There are three different types of caregivers around the world: caregivers who work with a caregiver agency and are assigned to various patients, caregivers who work on their own or independently, and caregivers who are not ‘professional’ yet who care for their own family members. Regardless of what kind of caregiver you are or would like to be, there are some essential traits and qualities you should have if you want to perform to the best of your ability and derive more meaning and reward from your work. Let’s have a look at these essential traits and qualities.
When you provide care for someone in need, especially when they have difficulty performing ‘basic’ tasks such as taking a shower, eating, grooming themselves, and so on, you need to have patience. Patience is definitely a virtue in the caregiving field. You need to understand how the patient feels and have empathy for their situation. Your patience should extend to when things don’t go according to plan or when your patient is feeling irritable or agitated.
Another trait and quality you should have as a caregiver is attentiveness. You need to be observant – not just when it comes to your patient, but also when it comes to their environment. You need to know what your patient needs even before they say it or even when they cannot express themselves properly. If you are attentive, you will notice if your patient has any physical or emotional changes which may need to be addressed.
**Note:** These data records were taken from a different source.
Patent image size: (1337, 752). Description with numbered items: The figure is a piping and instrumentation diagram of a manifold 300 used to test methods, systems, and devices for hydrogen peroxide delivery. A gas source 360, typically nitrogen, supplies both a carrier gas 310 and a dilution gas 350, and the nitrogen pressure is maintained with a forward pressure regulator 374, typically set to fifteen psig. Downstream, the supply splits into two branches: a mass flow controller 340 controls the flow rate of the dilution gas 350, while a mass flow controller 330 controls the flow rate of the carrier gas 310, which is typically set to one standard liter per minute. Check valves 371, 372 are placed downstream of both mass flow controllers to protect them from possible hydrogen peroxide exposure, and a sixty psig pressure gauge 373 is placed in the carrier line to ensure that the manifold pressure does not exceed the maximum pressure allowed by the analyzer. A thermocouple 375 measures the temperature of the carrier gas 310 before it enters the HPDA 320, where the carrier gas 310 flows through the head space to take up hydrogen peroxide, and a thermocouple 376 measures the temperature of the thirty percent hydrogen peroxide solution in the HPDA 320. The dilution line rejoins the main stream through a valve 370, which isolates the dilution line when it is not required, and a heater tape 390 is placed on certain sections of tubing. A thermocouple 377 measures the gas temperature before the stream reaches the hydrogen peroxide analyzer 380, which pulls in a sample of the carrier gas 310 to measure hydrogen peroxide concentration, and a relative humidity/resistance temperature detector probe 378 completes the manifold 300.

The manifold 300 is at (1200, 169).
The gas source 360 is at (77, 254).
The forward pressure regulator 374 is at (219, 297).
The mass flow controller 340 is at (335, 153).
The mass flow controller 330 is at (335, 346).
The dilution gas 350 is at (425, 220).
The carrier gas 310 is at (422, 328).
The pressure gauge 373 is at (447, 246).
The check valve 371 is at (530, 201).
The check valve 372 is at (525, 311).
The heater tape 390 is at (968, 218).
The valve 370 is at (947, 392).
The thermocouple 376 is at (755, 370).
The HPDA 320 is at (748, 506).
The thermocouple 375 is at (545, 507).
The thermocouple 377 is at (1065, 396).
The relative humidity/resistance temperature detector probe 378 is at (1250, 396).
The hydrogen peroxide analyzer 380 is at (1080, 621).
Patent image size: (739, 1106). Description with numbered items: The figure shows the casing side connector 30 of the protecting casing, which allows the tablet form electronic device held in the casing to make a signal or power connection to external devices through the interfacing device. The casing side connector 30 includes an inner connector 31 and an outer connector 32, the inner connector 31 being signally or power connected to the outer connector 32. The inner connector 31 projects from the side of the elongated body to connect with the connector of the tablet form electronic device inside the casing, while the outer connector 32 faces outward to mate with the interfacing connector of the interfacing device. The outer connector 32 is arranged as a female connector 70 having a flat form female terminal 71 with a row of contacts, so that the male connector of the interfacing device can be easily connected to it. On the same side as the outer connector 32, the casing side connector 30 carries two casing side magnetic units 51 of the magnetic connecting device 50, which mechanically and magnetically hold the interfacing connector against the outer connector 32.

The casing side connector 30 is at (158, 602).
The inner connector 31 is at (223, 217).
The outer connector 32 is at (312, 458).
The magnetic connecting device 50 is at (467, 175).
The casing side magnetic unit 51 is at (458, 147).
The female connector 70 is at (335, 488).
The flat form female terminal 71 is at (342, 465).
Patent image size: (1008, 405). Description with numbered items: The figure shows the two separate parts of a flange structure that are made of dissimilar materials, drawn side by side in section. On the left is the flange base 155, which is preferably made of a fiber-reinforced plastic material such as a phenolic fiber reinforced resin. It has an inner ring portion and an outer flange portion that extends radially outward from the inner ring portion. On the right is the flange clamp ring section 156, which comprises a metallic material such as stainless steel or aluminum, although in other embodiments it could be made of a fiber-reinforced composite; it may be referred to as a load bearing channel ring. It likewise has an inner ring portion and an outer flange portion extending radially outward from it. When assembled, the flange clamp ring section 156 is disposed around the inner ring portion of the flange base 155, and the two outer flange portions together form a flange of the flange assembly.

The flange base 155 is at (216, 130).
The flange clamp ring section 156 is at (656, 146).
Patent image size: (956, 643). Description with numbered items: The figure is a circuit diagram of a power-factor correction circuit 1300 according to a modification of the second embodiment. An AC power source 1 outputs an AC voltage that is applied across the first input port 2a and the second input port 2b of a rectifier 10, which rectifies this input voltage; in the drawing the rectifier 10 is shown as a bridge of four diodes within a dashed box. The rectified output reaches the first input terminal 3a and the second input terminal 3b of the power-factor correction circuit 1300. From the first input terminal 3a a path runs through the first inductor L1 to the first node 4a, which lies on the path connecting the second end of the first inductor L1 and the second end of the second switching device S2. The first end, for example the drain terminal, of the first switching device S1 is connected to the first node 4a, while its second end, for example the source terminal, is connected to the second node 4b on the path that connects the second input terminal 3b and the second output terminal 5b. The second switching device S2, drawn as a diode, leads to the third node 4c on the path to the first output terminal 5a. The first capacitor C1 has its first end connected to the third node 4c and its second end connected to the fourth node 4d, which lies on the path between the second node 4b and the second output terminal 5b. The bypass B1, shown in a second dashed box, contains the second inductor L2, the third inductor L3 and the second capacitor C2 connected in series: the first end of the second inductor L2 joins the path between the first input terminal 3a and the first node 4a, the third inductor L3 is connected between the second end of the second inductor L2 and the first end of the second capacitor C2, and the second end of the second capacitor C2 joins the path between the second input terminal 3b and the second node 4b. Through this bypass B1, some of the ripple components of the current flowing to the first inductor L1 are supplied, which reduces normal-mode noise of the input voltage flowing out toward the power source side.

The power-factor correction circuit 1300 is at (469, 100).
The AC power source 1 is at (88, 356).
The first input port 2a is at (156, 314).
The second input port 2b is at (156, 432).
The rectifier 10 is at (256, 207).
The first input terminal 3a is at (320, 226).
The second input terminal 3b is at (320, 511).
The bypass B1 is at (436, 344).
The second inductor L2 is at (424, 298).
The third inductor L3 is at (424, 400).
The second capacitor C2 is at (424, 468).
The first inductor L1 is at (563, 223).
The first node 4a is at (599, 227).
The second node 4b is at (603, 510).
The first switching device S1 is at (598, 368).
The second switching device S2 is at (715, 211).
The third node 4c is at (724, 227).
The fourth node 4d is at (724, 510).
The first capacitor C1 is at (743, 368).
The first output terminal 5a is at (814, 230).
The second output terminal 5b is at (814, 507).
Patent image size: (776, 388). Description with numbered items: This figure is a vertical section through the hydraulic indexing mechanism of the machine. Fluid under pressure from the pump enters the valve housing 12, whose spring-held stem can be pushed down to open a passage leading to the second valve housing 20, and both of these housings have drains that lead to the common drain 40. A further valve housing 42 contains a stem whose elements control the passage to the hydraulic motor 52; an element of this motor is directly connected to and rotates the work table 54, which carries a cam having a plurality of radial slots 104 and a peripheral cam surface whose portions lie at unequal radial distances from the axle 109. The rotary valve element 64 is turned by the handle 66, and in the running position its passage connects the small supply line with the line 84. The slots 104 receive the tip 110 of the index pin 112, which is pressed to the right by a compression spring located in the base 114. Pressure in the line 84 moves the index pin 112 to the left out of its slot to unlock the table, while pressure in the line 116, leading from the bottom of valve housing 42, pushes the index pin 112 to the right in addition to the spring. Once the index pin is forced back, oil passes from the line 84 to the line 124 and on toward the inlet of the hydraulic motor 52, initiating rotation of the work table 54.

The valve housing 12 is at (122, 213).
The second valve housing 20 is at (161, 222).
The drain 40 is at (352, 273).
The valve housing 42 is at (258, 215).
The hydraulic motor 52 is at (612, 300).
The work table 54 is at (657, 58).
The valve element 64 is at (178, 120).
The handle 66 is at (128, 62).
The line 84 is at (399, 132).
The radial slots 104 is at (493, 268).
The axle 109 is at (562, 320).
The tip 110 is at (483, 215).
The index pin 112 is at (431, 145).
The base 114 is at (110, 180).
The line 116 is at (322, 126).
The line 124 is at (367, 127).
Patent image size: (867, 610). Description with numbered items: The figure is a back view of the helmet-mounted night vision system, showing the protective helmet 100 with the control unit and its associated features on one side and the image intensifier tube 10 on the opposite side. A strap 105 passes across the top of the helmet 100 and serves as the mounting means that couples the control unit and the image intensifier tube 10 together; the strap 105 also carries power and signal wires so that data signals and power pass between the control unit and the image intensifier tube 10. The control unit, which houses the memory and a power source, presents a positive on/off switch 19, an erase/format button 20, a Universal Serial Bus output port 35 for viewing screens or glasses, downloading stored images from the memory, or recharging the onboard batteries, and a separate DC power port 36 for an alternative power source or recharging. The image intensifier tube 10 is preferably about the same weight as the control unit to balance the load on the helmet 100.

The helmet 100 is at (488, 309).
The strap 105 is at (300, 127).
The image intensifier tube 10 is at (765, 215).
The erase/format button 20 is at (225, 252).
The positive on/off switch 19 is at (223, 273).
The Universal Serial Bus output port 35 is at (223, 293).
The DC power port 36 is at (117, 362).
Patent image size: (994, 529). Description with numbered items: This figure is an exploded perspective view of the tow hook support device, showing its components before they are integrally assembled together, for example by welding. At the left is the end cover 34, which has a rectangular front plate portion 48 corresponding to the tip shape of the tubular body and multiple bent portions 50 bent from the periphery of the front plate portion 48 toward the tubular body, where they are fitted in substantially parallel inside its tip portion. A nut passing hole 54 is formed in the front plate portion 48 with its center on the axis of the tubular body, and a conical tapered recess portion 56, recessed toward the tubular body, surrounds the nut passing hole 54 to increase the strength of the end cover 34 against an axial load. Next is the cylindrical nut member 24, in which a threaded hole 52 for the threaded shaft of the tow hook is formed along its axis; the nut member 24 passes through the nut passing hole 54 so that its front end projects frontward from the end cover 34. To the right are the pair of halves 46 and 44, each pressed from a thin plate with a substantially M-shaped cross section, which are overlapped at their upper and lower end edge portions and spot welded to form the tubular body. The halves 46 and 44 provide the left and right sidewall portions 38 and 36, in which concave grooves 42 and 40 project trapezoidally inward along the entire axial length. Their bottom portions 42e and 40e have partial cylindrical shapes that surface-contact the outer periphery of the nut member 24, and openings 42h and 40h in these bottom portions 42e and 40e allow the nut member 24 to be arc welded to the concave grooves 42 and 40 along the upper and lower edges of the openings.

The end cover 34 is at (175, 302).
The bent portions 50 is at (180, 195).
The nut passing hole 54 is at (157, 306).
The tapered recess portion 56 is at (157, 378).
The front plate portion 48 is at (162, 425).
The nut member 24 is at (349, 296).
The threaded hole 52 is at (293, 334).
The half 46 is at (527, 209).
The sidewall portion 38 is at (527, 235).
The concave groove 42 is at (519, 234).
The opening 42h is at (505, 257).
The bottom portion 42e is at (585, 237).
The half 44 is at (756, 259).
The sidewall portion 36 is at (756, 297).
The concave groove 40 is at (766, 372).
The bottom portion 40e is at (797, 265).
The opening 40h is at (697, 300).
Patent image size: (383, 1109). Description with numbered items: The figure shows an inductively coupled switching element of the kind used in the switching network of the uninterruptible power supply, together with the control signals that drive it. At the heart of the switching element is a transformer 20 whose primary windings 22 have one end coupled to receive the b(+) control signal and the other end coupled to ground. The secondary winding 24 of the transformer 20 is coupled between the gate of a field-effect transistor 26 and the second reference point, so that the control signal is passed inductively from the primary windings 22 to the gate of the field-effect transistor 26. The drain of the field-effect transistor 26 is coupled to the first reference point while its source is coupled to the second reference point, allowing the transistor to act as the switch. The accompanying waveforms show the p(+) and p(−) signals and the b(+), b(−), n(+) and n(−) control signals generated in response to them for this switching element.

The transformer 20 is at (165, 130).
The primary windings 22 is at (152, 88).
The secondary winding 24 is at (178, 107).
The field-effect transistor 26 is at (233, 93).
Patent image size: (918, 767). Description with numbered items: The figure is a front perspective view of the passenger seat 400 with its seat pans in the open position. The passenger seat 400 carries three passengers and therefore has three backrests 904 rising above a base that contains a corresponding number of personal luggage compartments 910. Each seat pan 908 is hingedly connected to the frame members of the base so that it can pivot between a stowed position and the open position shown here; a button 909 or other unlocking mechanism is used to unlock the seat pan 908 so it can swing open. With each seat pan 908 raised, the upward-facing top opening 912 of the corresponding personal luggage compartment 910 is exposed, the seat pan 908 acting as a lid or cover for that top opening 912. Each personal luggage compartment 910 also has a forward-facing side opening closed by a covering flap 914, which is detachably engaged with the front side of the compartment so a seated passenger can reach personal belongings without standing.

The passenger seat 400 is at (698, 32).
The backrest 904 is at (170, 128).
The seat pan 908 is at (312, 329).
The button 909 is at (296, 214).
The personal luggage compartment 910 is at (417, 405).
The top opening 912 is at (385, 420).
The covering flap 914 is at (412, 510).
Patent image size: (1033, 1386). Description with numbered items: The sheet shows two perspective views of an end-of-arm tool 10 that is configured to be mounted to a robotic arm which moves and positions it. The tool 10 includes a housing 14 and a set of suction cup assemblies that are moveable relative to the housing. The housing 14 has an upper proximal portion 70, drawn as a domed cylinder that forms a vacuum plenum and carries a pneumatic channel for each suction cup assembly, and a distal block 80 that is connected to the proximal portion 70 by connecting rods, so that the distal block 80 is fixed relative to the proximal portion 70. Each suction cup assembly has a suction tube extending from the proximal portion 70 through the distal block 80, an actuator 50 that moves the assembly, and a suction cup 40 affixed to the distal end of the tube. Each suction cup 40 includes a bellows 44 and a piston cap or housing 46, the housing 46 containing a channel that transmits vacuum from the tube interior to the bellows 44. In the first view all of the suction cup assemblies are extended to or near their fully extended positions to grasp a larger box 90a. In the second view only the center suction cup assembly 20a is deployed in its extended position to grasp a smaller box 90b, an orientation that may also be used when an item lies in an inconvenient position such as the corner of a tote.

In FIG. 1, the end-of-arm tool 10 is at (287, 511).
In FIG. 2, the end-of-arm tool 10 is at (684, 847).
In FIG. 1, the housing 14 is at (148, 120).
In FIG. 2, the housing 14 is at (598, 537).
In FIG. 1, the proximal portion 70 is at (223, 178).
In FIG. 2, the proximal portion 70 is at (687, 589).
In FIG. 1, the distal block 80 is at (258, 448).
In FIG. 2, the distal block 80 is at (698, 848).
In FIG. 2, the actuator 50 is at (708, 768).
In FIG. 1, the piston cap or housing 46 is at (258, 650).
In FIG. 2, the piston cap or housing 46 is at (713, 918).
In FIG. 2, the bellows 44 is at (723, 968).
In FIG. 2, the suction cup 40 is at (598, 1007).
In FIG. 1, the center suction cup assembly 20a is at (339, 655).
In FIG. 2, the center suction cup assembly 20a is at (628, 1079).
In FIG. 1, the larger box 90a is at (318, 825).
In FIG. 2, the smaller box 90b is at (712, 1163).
When you are a caregiver, you are often placed in a position where you have access to your patient’s belongings or things. You should be trustworthy enough to understand that you need to show respect for your patient’s belongings, as a good caregiving agency like www.coriniumcare.com will confirm. As a caregiver, you should not take advantage of the vulnerabilities of your patient; breaching the trust placed in you is a complete no-no.
As a caregiver, you also need to be dependable. More often than not, your patients will need to be cared for on a regular basis. If you are not dependable, how can your patient rely on you? You should show up when your schedule requires it – your patient (and their family) is counting on it.
Compassion is when you have an understanding of what your patient is going through. In essence, you can put yourself in their shoes and feel what they may be feeling or have a good estimate and gauge of their difficulties, especially emotionally and mentally. Without compassion, you cannot be a successful caregiver – but if you genuinely care for your patient, the rewards are plentiful in the end.